Righteous means being in right standing before God, worthy of standing before God the Father, faultless. Jesus is the only man to ever live on the earth who lived a perfect life, without fault. Not needing to feel shame or guilt or regret. We, however, feel the weight of this shame and guilt and regret when we look into our hearts and into our souls. We feel the tension between who we want to be and who we are not. We have no righteousness of our own, but thanks be to God the Father for sending Jesus, who paid our debt and bought the ability to declare us righteous by swallowing up our sin and failures—by imparting His perfection on those who would call upon His name.
Deuteronomy 32:3-4 says,
For I will proclaim the name of the LORD;
ascribe greatness to our God!
“The Rock, his work is perfect,
for all his ways are justice.
A God of faithfulness and without iniquity,
just and upright is he.
This poem was read on Sunday morning in our Gatherings. Dwell on these words as you ponder how the God, the Righteous One, came o earth, born in human flesh.
He Is the Righteous One
He is righteous
This Jesus, one in being with the Father
The word that was made flesh, yet present at the start when
Creation was spoken into existence, set in perfection
man made in the frame of the Almighty, but hell-bent on insurrection
God doesn't know
God isn't close
Is God on the throne?
Does God have a hold?
If God’s in my soul
then why am I prone
to this failure
But He is the Righteous One
Perfect from the start, perfectly pure in heart
The burning white-hot radiance of his purity
dwarfing that of the sun and a whole galaxy of stars.

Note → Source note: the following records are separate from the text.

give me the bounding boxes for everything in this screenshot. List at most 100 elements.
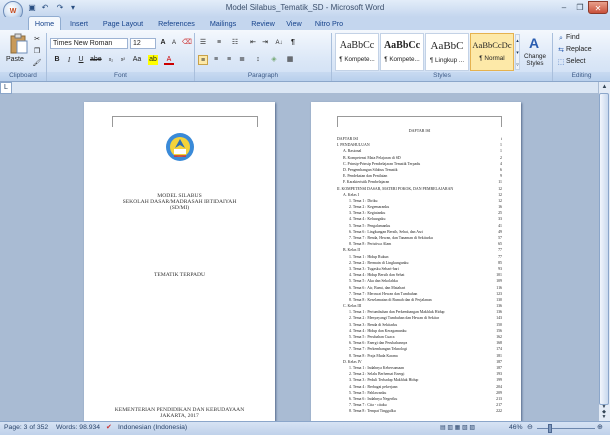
toc-entry-text: 6. Tema 6 : Energi dan Perubahannya (349, 341, 408, 346)
zoom-out-icon[interactable]: ⊖ (527, 422, 533, 434)
tab-review[interactable]: Review (248, 17, 278, 30)
replace-button[interactable]: Replace (566, 46, 592, 53)
header-frame (112, 116, 258, 127)
toc-entry-text: 6. Tema 6 : Indahnya Negeriku (349, 396, 398, 401)
minimize-button[interactable]: – (556, 1, 572, 14)
document-canvas: MODEL SILABUS SEKOLAH DASAR/MADRASAH IBT… (0, 94, 598, 421)
tab-insert[interactable]: Insert (64, 17, 94, 30)
align-right-icon[interactable]: ≡ (224, 55, 234, 65)
tab-view[interactable]: View (281, 17, 307, 30)
toc-entry-text: D. Kelas IV (343, 359, 362, 364)
style-lingkup[interactable]: AaBbC ¶ Lingkup ... (425, 33, 469, 71)
toc-entry-text: A. Kelas I (343, 192, 359, 197)
align-left-icon[interactable]: ≡ (198, 55, 208, 65)
tab-mailings[interactable]: Mailings (203, 17, 243, 30)
tab-page-layout[interactable]: Page Layout (98, 17, 148, 30)
bullets-icon[interactable]: ☰ (198, 38, 208, 48)
style-kompetensi-1[interactable]: AaBbCc ¶ Kompete... (335, 33, 379, 71)
toc-entry[interactable]: 8. Tema 8 : Tempat Tinggalku 222 (337, 408, 502, 414)
font-name-select[interactable]: Times New Roman (50, 38, 128, 49)
toc-entry-text: E. Pendekatan dan Penilaian (343, 174, 388, 179)
toc-entry-text: 5. Tema 5 : Pahlawanku (349, 390, 387, 395)
clear-formatting-icon[interactable]: ⌫ (182, 38, 192, 48)
multilevel-list-icon[interactable]: ☷ (230, 38, 240, 48)
change-styles-icon[interactable]: A (525, 34, 543, 52)
strikethrough-icon[interactable]: abe (90, 55, 102, 65)
save-icon[interactable]: ▣ (27, 3, 37, 13)
redo-icon[interactable]: ↷ (55, 3, 65, 13)
select-icon[interactable]: ⬚ (556, 58, 566, 68)
borders-icon[interactable]: ▦ (285, 55, 295, 65)
underline-icon[interactable]: U (76, 55, 86, 65)
justify-icon[interactable]: ≣ (237, 55, 247, 65)
scroll-thumb[interactable] (599, 93, 609, 405)
toc-entry-text: 3. Tema 3 : Kegiatanku (349, 211, 386, 216)
shrink-font-icon[interactable]: A (169, 38, 179, 48)
tut-wuri-handayani-logo-icon (165, 132, 195, 162)
superscript-icon[interactable]: x² (118, 55, 128, 65)
page-count-status[interactable]: Page: 3 of 352 (4, 422, 48, 434)
change-styles-button[interactable]: Change Styles (520, 53, 550, 67)
tab-selector-icon[interactable]: L (0, 82, 12, 94)
increase-indent-icon[interactable]: ⇥ (260, 38, 270, 48)
tab-home[interactable]: Home (28, 16, 61, 30)
style-normal[interactable]: AaBbCcDc ¶ Normal (470, 33, 514, 71)
view-buttons-icon[interactable]: ▤ ▥ ▦ ▧ ▨ (440, 422, 475, 434)
scroll-nav-icons[interactable]: ▼ ◆ ▼ (599, 405, 609, 421)
find-icon[interactable]: ⌕ (556, 34, 566, 44)
cut-icon[interactable]: ✂ (32, 35, 42, 45)
word-count-status[interactable]: Words: 98.934 (56, 422, 100, 434)
paste-icon[interactable] (8, 33, 30, 55)
scroll-up-icon[interactable]: ▲ (599, 82, 610, 92)
document-footer-line-2: JAKARTA, 2017 (160, 413, 199, 419)
font-size-select[interactable]: 12 (130, 38, 156, 49)
style-name: ¶ Lingkup ... (429, 57, 465, 64)
replace-icon[interactable]: ⇆ (556, 46, 566, 56)
zoom-level[interactable]: 46% (509, 422, 523, 434)
numbering-icon[interactable]: ≡ (214, 38, 224, 48)
font-color-icon[interactable]: A (164, 55, 174, 65)
style-name: ¶ Kompete... (384, 56, 420, 63)
show-formatting-icon[interactable]: ¶ (288, 38, 298, 48)
paste-button[interactable]: Paste (6, 56, 34, 63)
close-button[interactable]: ✕ (588, 1, 608, 14)
find-button[interactable]: Find (566, 34, 580, 41)
highlight-icon[interactable]: ab (148, 55, 158, 65)
qat-dropdown-icon[interactable]: ▾ (68, 3, 78, 13)
proofing-icon[interactable]: ✔ (106, 422, 112, 434)
italic-icon[interactable]: I (64, 55, 74, 65)
toc-entry-text: 7. Tema 7 : Benda, Hewan, dan Tanaman di… (349, 236, 433, 240)
window-title: Model Silabus_Tematik_SD - Microsoft Wor… (225, 3, 385, 12)
subscript-icon[interactable]: x₂ (106, 55, 116, 65)
undo-icon[interactable]: ↶ (40, 3, 50, 13)
toc-entry-text: C. Kelas III (343, 304, 362, 309)
decrease-indent-icon[interactable]: ⇤ (248, 38, 258, 48)
line-spacing-icon[interactable]: ↕ (253, 55, 263, 65)
sort-icon[interactable]: A↓ (274, 38, 284, 48)
toc-entry-text: 8. Tema 8 : Keselamatan di Rumah dan di … (349, 297, 432, 302)
restore-button[interactable]: ❐ (572, 1, 588, 14)
toc-entry-text: 2. Tema 2 : Bermain di Lingkunganku (349, 260, 409, 265)
tab-references[interactable]: References (153, 17, 200, 30)
zoom-slider-handle[interactable] (548, 424, 553, 433)
toc-entry-text: I. PENDAHULUAN (337, 143, 370, 148)
zoom-slider-track[interactable] (537, 428, 595, 429)
copy-icon[interactable]: ❐ (32, 47, 42, 57)
language-status[interactable]: Indonesian (Indonesia) (118, 422, 187, 434)
align-center-icon[interactable]: ≡ (211, 55, 221, 65)
toc-entry-text: 4. Tema 4 : Berbagai pekerjaan (349, 384, 398, 389)
toc-entry-text: 1. Tema 1 : Diriku (349, 198, 378, 203)
select-button[interactable]: Select (566, 58, 585, 65)
toc-entry-text: 5. Tema 5 : Perubahan Cuaca (349, 335, 395, 339)
bold-icon[interactable]: B (52, 55, 62, 65)
tab-nitro-pro[interactable]: Nitro Pro (309, 17, 349, 30)
change-case-icon[interactable]: Aa (132, 55, 142, 65)
document-subtitle: TEMATIK TERPADU (153, 272, 206, 278)
grow-font-icon[interactable]: A (158, 38, 168, 48)
format-painter-icon[interactable]: 🖌 (32, 59, 42, 69)
style-name: ¶ Normal (479, 55, 505, 62)
header-frame (337, 116, 502, 127)
shading-icon[interactable]: ◈ (269, 55, 279, 65)
style-kompetensi-2[interactable]: AaBbCc ¶ Kompete... (380, 33, 424, 71)
zoom-in-icon[interactable]: ⊕ (597, 422, 603, 434)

He never sinned, not a single stain
he never fails, his goodwill never wanes
His will is never thwarted, His power never constrained
A father to his children,
a king to the people of his dominion
he took pity on us and considered our condition.
Not just in ignorance
the extent our sin, it
was inconquerable.
These unpardonable hearts of stone
marginal and far from hope
prodigals and the volatile
all alone, redemption impossible.
But He is the Righteous One and He has come near.
Laid in a manger, fully God, and fully infant
Fully infinite and full of redemption
Always full yet ready to be emptied in
a moment, on the hill, sin's penance fully fulfilled
Pardoning with certainty
Imparting his purity
disarming sins fury, he's
Emmanuel, God with us,
promising security.
For He is the Righteous One and in Him, we are now righteous ones.